Para a carteira C, a correlação da taxa final com os últimos 120 meses (60 de desinvestimento, metade da aplicação) é de 54,03%, uma das maiores correlações. As maiores correlações envolvem períodos um pouco superiores à metade do período de aplicação. Observando-se apenas o período de aplicação, a correlação levando em conta os 60 últimos meses é de 46,29%, não sendo das maiores. Analisando os retornos do mercado nos primeiros meses, a correlação com os 120 primeiros meses é de 37,63% e aumenta expressivamente a partir desse ponto. Ou seja, os retornos do mercado no período de desinvestimento (ao final) influenciam mais a média do que os retornos no começo do período. D provavelmente tem um comportamento semelhante (não fiz as contas). Dessa forma, C deve torcer para que os retornos no período de desinvestimento e nos últimos meses de investimento sejam muito positivos para levar vantagem sobre B 180. C superou B 180 em 48,81% das vezes no período analisado. Cabe ressaltar que, devido a esse efeito retardado mais pronunciado em C, todo período escolhido para análise pode ser enganoso, já que com mais alguns meses a média de C cairia ou subiria pelo efeito retardado dos retornos passados, independente das novas observações incluídas na média serem altistas ou baixisitas.

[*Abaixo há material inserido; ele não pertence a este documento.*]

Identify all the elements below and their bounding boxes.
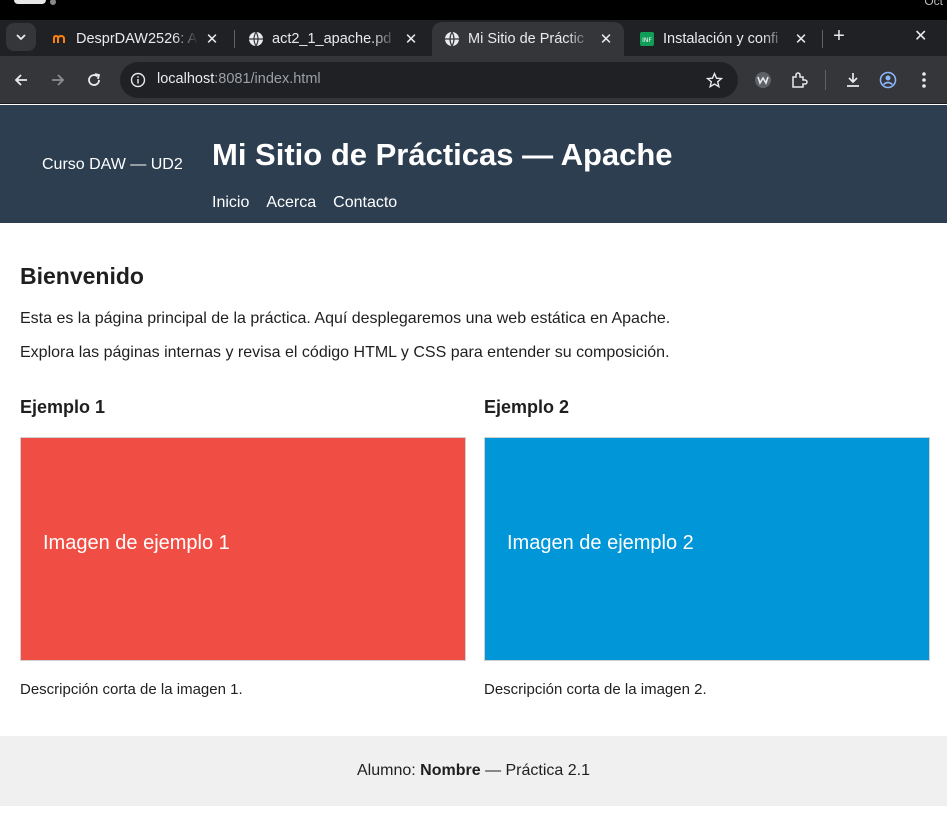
url-host: localhost xyxy=(157,71,215,87)
menu-button[interactable] xyxy=(912,68,936,92)
footer-prefix: Alumno: xyxy=(357,762,416,779)
download-icon xyxy=(847,73,859,87)
tab-separator xyxy=(822,30,823,48)
site-header: Curso DAW — UD2 Mi Sitio de Prácticas — … xyxy=(0,105,947,223)
os-activities-button[interactable] xyxy=(14,0,46,4)
info-icon[interactable] xyxy=(128,70,148,90)
reload-icon xyxy=(88,73,101,86)
close-icon[interactable]: ✕ xyxy=(598,30,614,48)
nav-link-acerca[interactable]: Acerca xyxy=(266,194,316,212)
student-name: Nombre xyxy=(420,762,481,779)
example-card: Ejemplo 1 Imagen de ejemplo 1 Descripció… xyxy=(20,397,466,698)
os-indicator-dot xyxy=(50,0,56,5)
extensions-button[interactable] xyxy=(787,68,811,92)
account-icon xyxy=(879,71,897,89)
close-icon[interactable]: ✕ xyxy=(204,30,220,48)
intro-paragraph: Esta es la página principal de la prácti… xyxy=(20,310,671,327)
site-footer: Alumno: Nombre — Práctica 2.1 xyxy=(0,736,947,806)
main-content: Bienvenido Esta es la página principal d… xyxy=(20,263,930,377)
tab-title: Mi Sitio de Práctic xyxy=(468,31,585,47)
new-tab-button[interactable]: + xyxy=(828,25,850,47)
chevron-down-icon xyxy=(16,34,26,41)
tab-title: DesprDAW2526: A xyxy=(76,31,198,47)
extension-w-button[interactable] xyxy=(751,68,775,92)
sheets-icon: INF xyxy=(639,31,655,47)
browser-tab[interactable]: DesprDAW2526: A ✕ xyxy=(40,22,230,56)
reload-button[interactable] xyxy=(82,68,106,92)
downloads-button[interactable] xyxy=(841,68,865,92)
card-caption: Descripción corta de la imagen 1. xyxy=(20,681,243,698)
image-placeholder-text: Imagen de ejemplo 1 xyxy=(43,532,230,554)
nav-link-contacto[interactable]: Contacto xyxy=(333,194,397,212)
globe-icon xyxy=(248,31,264,47)
image-placeholder-text: Imagen de ejemplo 2 xyxy=(507,532,694,554)
close-icon[interactable]: ✕ xyxy=(403,30,419,48)
window-close-icon[interactable]: ✕ xyxy=(914,26,927,46)
close-icon[interactable]: ✕ xyxy=(793,30,809,48)
svg-text:INF: INF xyxy=(642,37,652,44)
tab-title: Instalación y confi xyxy=(663,31,779,47)
forward-button[interactable] xyxy=(46,68,70,92)
site-nav: Inicio Acerca Contacto xyxy=(212,194,397,212)
browser-toolbar: localhost:8081/index.html xyxy=(0,56,947,104)
tab-bar: DesprDAW2526: A ✕ act2_1_apache.pd ✕ Mi … xyxy=(0,20,947,56)
moodle-icon xyxy=(52,31,68,47)
footer-suffix: — Práctica 2.1 xyxy=(485,762,590,779)
tab-search-button[interactable] xyxy=(6,23,36,51)
site-brand: Curso DAW — UD2 xyxy=(42,156,183,173)
os-clock: Oct xyxy=(924,0,943,8)
arrow-left-icon xyxy=(14,74,27,86)
browser-tab[interactable]: INF Instalación y confi ✕ xyxy=(627,22,819,56)
wappalyzer-icon xyxy=(755,72,771,88)
page-heading: Bienvenido xyxy=(20,263,144,289)
tab-title: act2_1_apache.pd xyxy=(272,31,392,47)
example-image: Imagen de ejemplo 1 xyxy=(20,437,466,661)
arrow-right-icon xyxy=(52,74,65,86)
card-title: Ejemplo 1 xyxy=(20,397,106,417)
puzzle-icon xyxy=(792,72,808,88)
nav-link-inicio[interactable]: Inicio xyxy=(212,194,249,212)
card-title: Ejemplo 2 xyxy=(484,397,570,417)
site-title: Mi Sitio de Prácticas — Apache xyxy=(212,137,673,172)
bookmark-star-icon[interactable] xyxy=(704,70,724,90)
browser-tab-active[interactable]: Mi Sitio de Práctic ✕ xyxy=(432,22,624,56)
examples-grid: Ejemplo 1 Imagen de ejemplo 1 Descripció… xyxy=(20,397,930,698)
intro-paragraph: Explora las páginas internas y revisa el… xyxy=(20,344,670,361)
back-button[interactable] xyxy=(9,68,33,92)
address-bar[interactable]: localhost:8081/index.html xyxy=(120,62,738,98)
os-top-bar: Oct xyxy=(0,0,947,20)
card-caption: Descripción corta de la imagen 2. xyxy=(484,681,707,698)
example-image: Imagen de ejemplo 2 xyxy=(484,437,930,661)
url-text[interactable]: localhost:8081/index.html xyxy=(157,71,321,87)
browser-tab[interactable]: act2_1_apache.pd ✕ xyxy=(236,22,429,56)
url-path: :8081/index.html xyxy=(214,71,321,87)
example-card: Ejemplo 2 Imagen de ejemplo 2 Descripció… xyxy=(484,397,930,698)
toolbar-divider xyxy=(825,70,826,90)
profile-button[interactable] xyxy=(876,68,900,92)
kebab-menu-icon xyxy=(922,72,926,88)
tab-separator xyxy=(234,30,235,48)
globe-icon xyxy=(444,31,460,47)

O artigo havia comparado quatro situações incomparáveis, envolvendo diferentes situações. A só tem a alternativa de investir no período 0, B só tem a alternativa de investir periodicamente em 120 meses. C age como B, mas tem horizonte de tempo de 180 meses, diferente de A e B, e D age como C, mas tem horizonte de tempo de 288 meses, incluindo um período de aplicação diferente de C. Não é possível dizer que uma das situações é melhor, porque não é possível trocar de situações. Duas situações comparáveis foram criadas, entre C e B que estenda seu horizonte de tempo para 180 meses e que retira seu capital apenas ao final do período (ao contrário de C, que retira aos poucos) e entre D e B que estenda seu horizonte de aplicação para 192 meses e retire seu capital no 288º mês (diferente de D, que retira aos poucos). A conclusão é que manter aplicado e tirar tudo ao final do mês ou resgatar aos poucos têm médias idênticas, não fazendo diferença (em termos de rentabilidade) qual alternativa escolher.

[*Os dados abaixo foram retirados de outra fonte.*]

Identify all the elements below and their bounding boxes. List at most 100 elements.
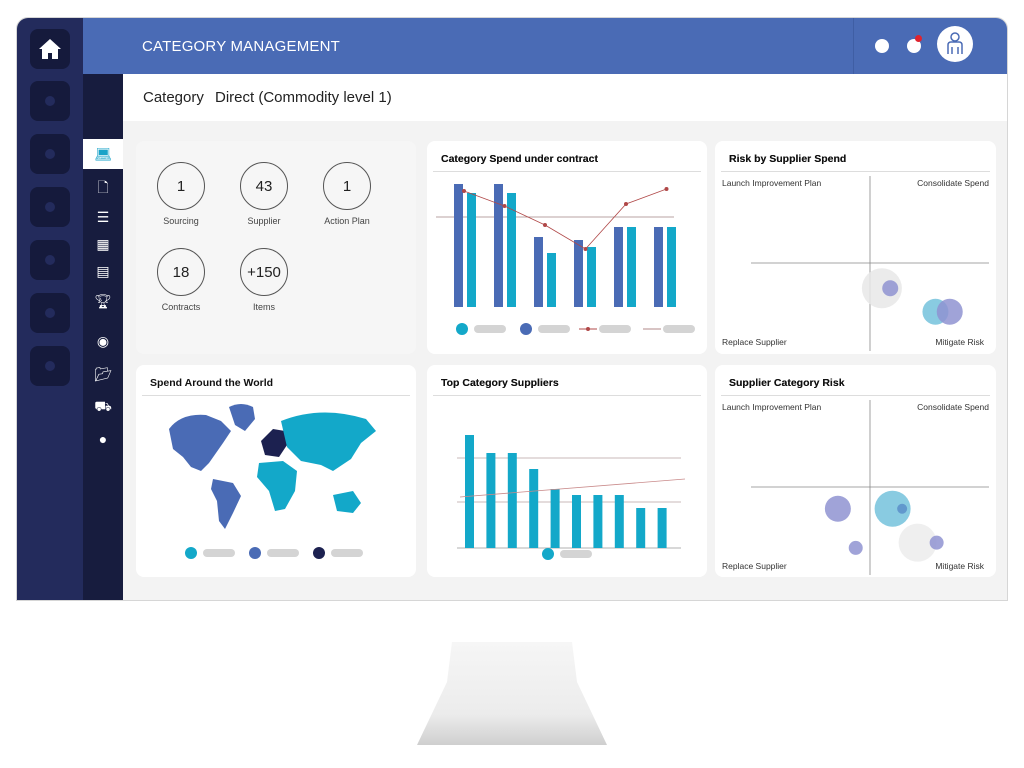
nav-list[interactable]: ☰ <box>83 205 123 229</box>
bubble <box>882 280 899 297</box>
line-point <box>543 223 547 227</box>
notifications-button[interactable] <box>907 35 922 53</box>
stat-supplier[interactable]: 43 Supplier <box>240 162 288 226</box>
stat-value: +150 <box>240 248 288 296</box>
nav-documents[interactable]: 🗋 <box>83 177 123 201</box>
legend-label <box>560 550 592 558</box>
stat-value: 1 <box>323 162 371 210</box>
avatar[interactable] <box>937 26 973 62</box>
stat-label: Items <box>252 302 275 312</box>
map-europe <box>261 429 287 457</box>
legend-label <box>267 549 299 557</box>
quadrant-label: Consolidate Spend <box>917 178 989 188</box>
stat-contracts[interactable]: 18 Contracts <box>157 248 205 312</box>
calendar-icon: ▦ <box>96 235 110 252</box>
stat-action-plan[interactable]: 1 Action Plan <box>323 162 371 226</box>
stat-sourcing[interactable]: 1 Sourcing <box>157 162 205 226</box>
user-icon <box>947 32 963 54</box>
bar <box>667 227 676 307</box>
line-point <box>502 204 507 208</box>
card-spend-world: Spend Around the World <box>136 365 416 577</box>
nav-truck[interactable]: ⛟ <box>83 395 123 419</box>
map-north-america <box>169 414 231 471</box>
folder-icon: 📂︎ <box>94 365 112 382</box>
line-point <box>664 187 669 191</box>
stat-label: Action Plan <box>324 216 370 226</box>
app-button[interactable] <box>30 81 70 121</box>
bar <box>550 489 560 548</box>
card-title: Spend Around the World <box>150 377 274 389</box>
legend-label <box>599 325 631 333</box>
bubble <box>824 495 851 522</box>
legend-marker <box>542 548 554 560</box>
card-supplier-category-risk: Supplier Category Risk Supplier Category… <box>715 365 996 577</box>
app-button[interactable] <box>30 293 70 333</box>
bubble <box>848 540 863 555</box>
map-africa <box>257 461 297 511</box>
bubble <box>936 298 963 325</box>
notification-badge <box>915 35 922 42</box>
bar <box>627 227 636 307</box>
legend-marker <box>520 323 532 335</box>
nav-folder[interactable]: 📂︎ <box>83 362 123 386</box>
nav-trophy[interactable]: 🏆︎ <box>83 289 123 313</box>
nav-chat[interactable]: ● <box>83 427 123 451</box>
section-nav: 💻︎ 🗋 ☰ ▦ ▤ 🏆︎ ◉ 📂︎ ⛟ ● <box>83 74 123 600</box>
list-icon: ☰ <box>96 208 110 225</box>
nav-money[interactable]: ▤ <box>83 259 123 283</box>
app-button[interactable] <box>30 240 70 280</box>
bar <box>572 495 581 548</box>
app-button[interactable] <box>30 346 70 386</box>
app-rail <box>17 18 83 600</box>
quadrant-label: Launch Improvement Plan <box>722 178 822 188</box>
bar <box>614 495 624 548</box>
bar <box>587 247 596 307</box>
category-value[interactable]: Direct (Commodity level 1) <box>215 89 392 106</box>
bar <box>593 495 603 548</box>
legend-marker <box>313 547 325 559</box>
supplier-risk-scatter <box>751 400 989 575</box>
bar <box>614 227 623 307</box>
home-icon <box>39 39 61 59</box>
bar <box>467 193 476 307</box>
stat-items[interactable]: +150 Items <box>240 248 288 312</box>
quadrant-label: Replace Supplier <box>722 561 787 571</box>
app-button[interactable] <box>30 187 70 227</box>
home-button[interactable] <box>30 29 70 69</box>
bar <box>547 253 556 307</box>
category-bar: Category Direct (Commodity level 1) <box>123 74 1007 121</box>
top-suppliers-chart <box>457 435 686 549</box>
trophy-icon: 🏆︎ <box>94 292 112 309</box>
line-point <box>462 189 466 193</box>
stat-value: 18 <box>157 248 205 296</box>
chat-icon: ● <box>98 431 108 447</box>
quadrant-label: Mitigate Risk <box>935 561 984 571</box>
nav-calendar[interactable]: ▦ <box>83 232 123 256</box>
map-asia <box>281 412 376 471</box>
legend-marker <box>643 328 661 330</box>
card-risk-supplier-spend: Risk by Supplier Spend Risk by Supplier … <box>715 141 996 354</box>
documents-icon: 🗋 <box>97 179 109 195</box>
quadrant-label: Replace Supplier <box>722 337 787 347</box>
nav-dashboard[interactable]: 💻︎ <box>83 139 123 169</box>
laptop-icon: 💻︎ <box>94 145 112 162</box>
stat-label: Sourcing <box>163 216 199 226</box>
stat-label: Contracts <box>161 302 201 312</box>
line-point <box>583 247 588 251</box>
spend-contract-chart <box>436 184 676 307</box>
risk-spend-scatter <box>751 176 989 351</box>
menu-button[interactable] <box>875 39 889 53</box>
header: CATEGORY MANAGEMENT <box>83 18 1007 74</box>
legend-marker <box>579 327 597 331</box>
card-top-suppliers: Top Category Suppliers Top Category Supp… <box>427 365 707 577</box>
divider <box>853 18 854 74</box>
nav-binoculars[interactable]: ◉ <box>83 329 123 353</box>
bar <box>465 435 474 548</box>
app-button[interactable] <box>30 134 70 174</box>
legend-label <box>538 325 570 333</box>
stat-label: Supplier <box>247 216 281 226</box>
legend-label <box>474 325 506 333</box>
line-point <box>624 202 628 206</box>
category-label: Category <box>143 89 204 106</box>
card-spend-under-contract: Category Spend under contract Category S… <box>427 141 707 354</box>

E seria estranho que fosse diferente, ou seja, que haja uma estratégia absolutamente ingênua (aplicar periodicamente, resgatar aos poucos etc.) para obter retornos superiores com risco menor sem qualquer habilidade especial para superar o mercado. Uma interpretação condescendente da hipótese de mercados eficientes é que até é possível superar o mercado, sendo necessário, porém, uma vantagem competitiva sobre os demais participantes do mercado. As sugestões fornecidas e analisadas não indicam qualquer vantagem competitiva. Por fim, a melhor relação que o investidor pode ter com o risco do mercado de ações é aceitar que ele existe e, se for muito avesso a risco, reduzir a quantidade de risco a que se expõe investindo menor parcela do capital em ações. Qualquer fórmula para reduzir o risco sem reduzir o retorno é suspeita a priori, e a sugestão aqui analisada não se mostrou diferente.

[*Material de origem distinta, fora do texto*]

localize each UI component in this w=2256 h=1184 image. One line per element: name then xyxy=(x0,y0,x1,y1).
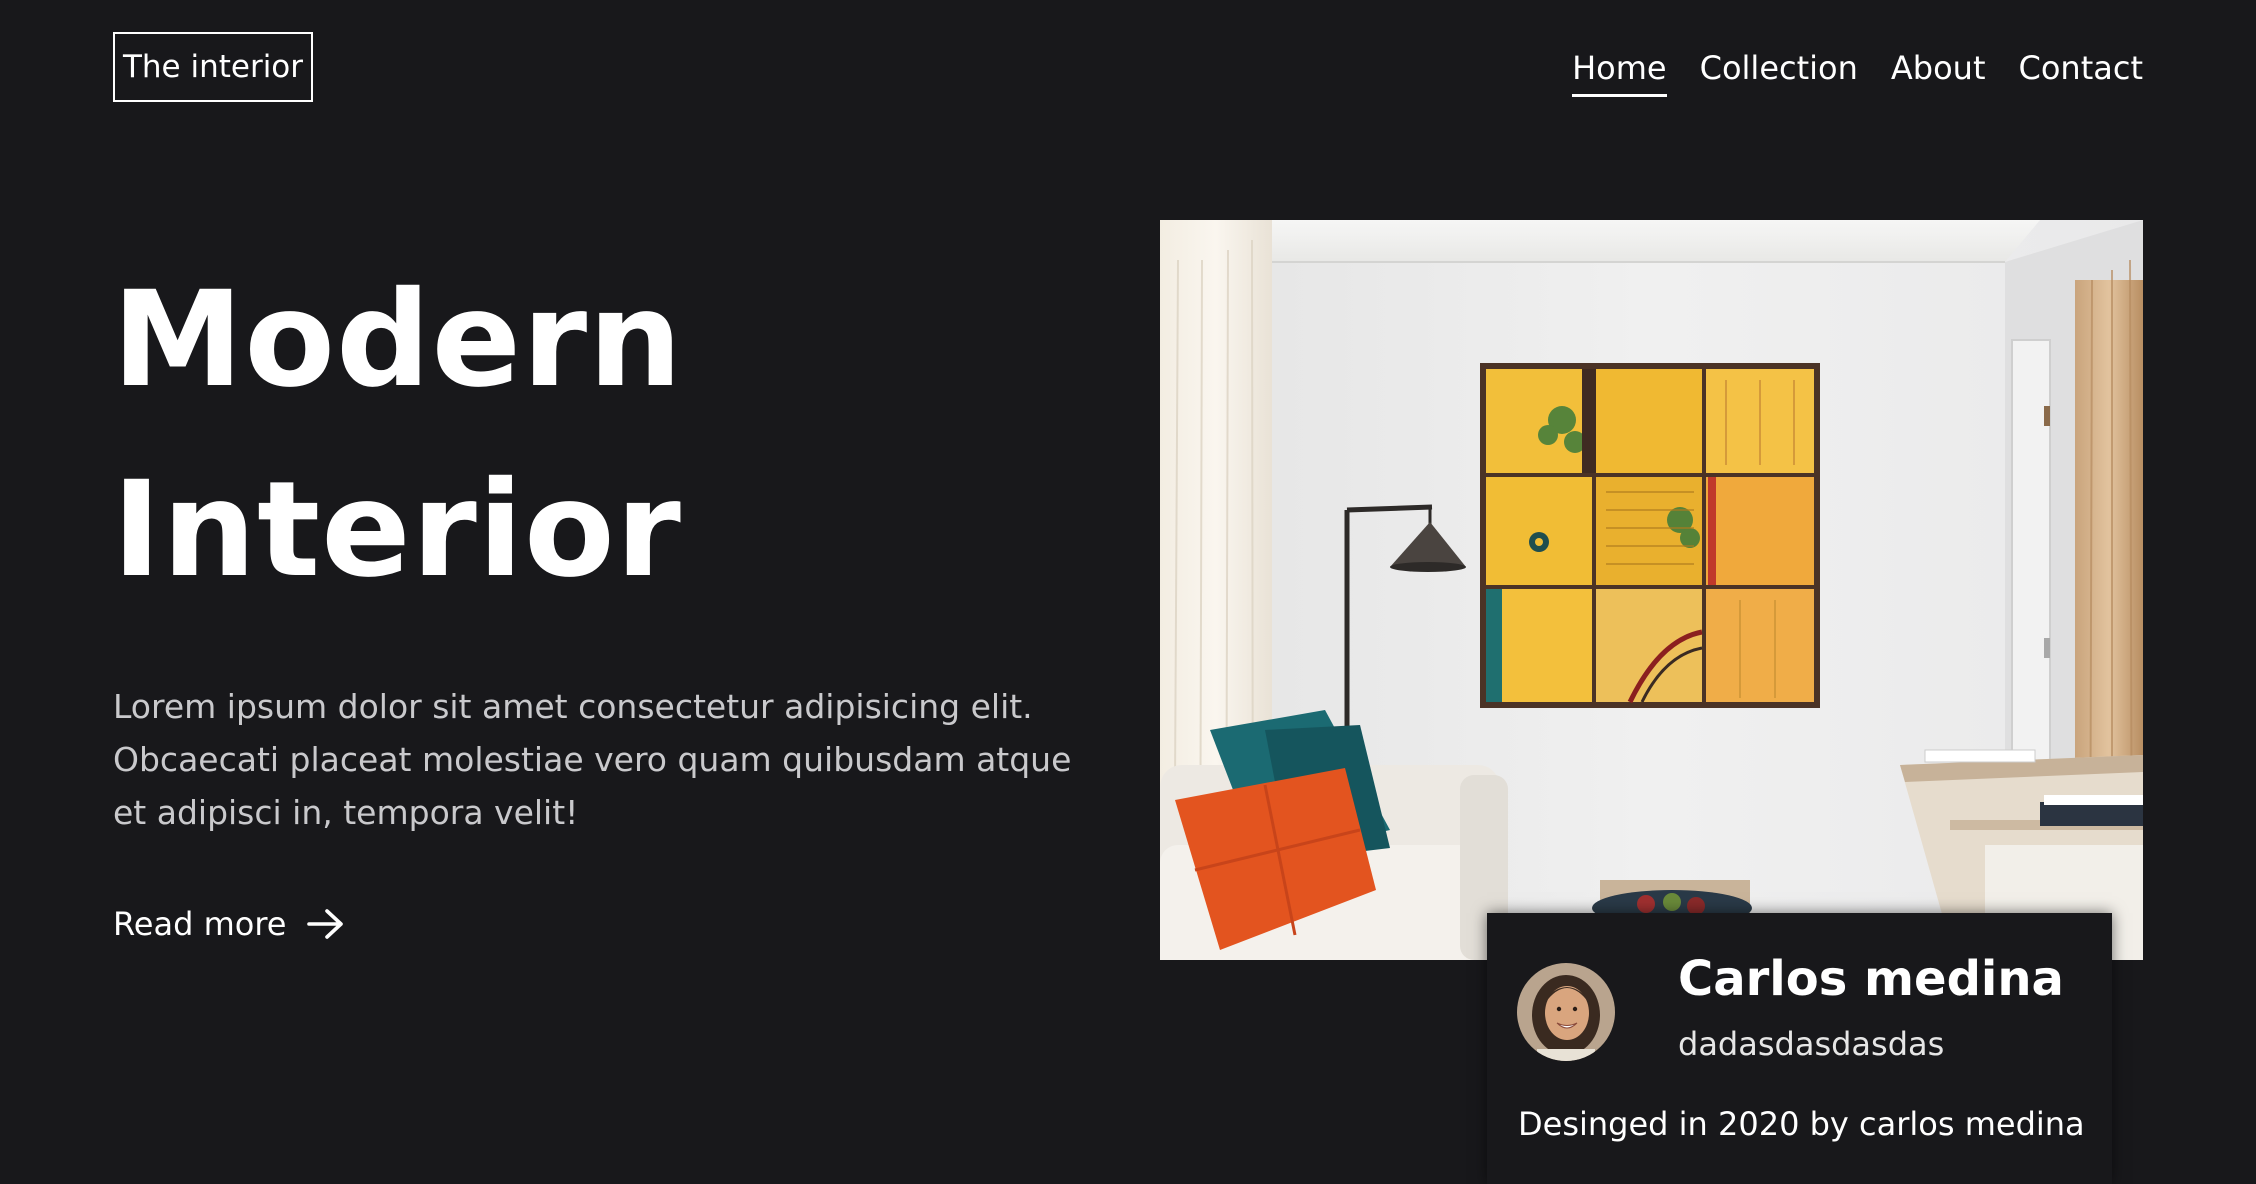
site-logo[interactable]: The interior xyxy=(113,32,313,102)
arrow-right-icon xyxy=(306,907,346,941)
nav-about[interactable]: About xyxy=(1891,46,1986,94)
design-credit: Desinged in 2020 by carlos medina xyxy=(1518,1105,2085,1143)
hero-title-line-1: Modern xyxy=(112,263,684,417)
hero-image xyxy=(1160,220,2143,960)
read-more-link[interactable]: Read more xyxy=(113,905,346,943)
hero-title: Modern Interior xyxy=(112,245,832,625)
main-nav: Home Collection About Contact xyxy=(1572,46,2143,97)
avatar xyxy=(1517,963,1615,1061)
read-more-label: Read more xyxy=(113,905,287,943)
hero-title-line-2: Interior xyxy=(112,453,682,607)
nav-collection[interactable]: Collection xyxy=(1700,46,1858,94)
designer-name: Carlos medina xyxy=(1678,951,2064,1007)
designer-card: Carlos medina dadasdasdasdas Desinged in… xyxy=(1487,913,2112,1184)
hero-description: Lorem ipsum dolor sit amet consectetur a… xyxy=(113,687,1072,832)
designer-subtitle: dadasdasdasdas xyxy=(1678,1025,1945,1063)
nav-contact[interactable]: Contact xyxy=(2019,46,2144,94)
nav-home[interactable]: Home xyxy=(1572,46,1667,97)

Isso tudo não significa que investir periodicamente seja ruim, tampouco que seja bom. Tudo depende das alternativas disponíveis. Juntando com a discussão sobre custo médio, se o investidor tem um valor presente que deseja investir em ações, deve aplica-lo tudo de uma vez. Se achar muito arriscado, se tem medo de pegar uma fase ruim do mercado, deveria repensar a quantia que deseja aplicar e investir menos. Fazer custo médio, na maioria dos casos, será pior. Se tiver possibilidade de aumentar seu investimento com aportes periódicos, deve fazê-lo. Na hora de resgatar o dinheiro investido, o investidor não deveria se preocupar com a sua taxa interna de retorno, e sim com o que fará com seu capital. Se precisar ou desejar do dinheiro todo imediatamente, deve fazê-lo, sendo que, obviamente, provavelmente terá menos dinheiro do que se mantivesse posicionado. Se precisar ou desejar só no futuro, e não quiser fazer resgates periódicos, pode mantê-lo por mais tempo até querer resgatar todo. Ou, por fim, pode ir retirando aos poucos. A essa altura do campeonato (mês 120 ou 192), a última coisa que interessa ao investidor é a sua TIR em relação aos últimos anos, e sim o que ele vai fazer com o dinheiro acumulado.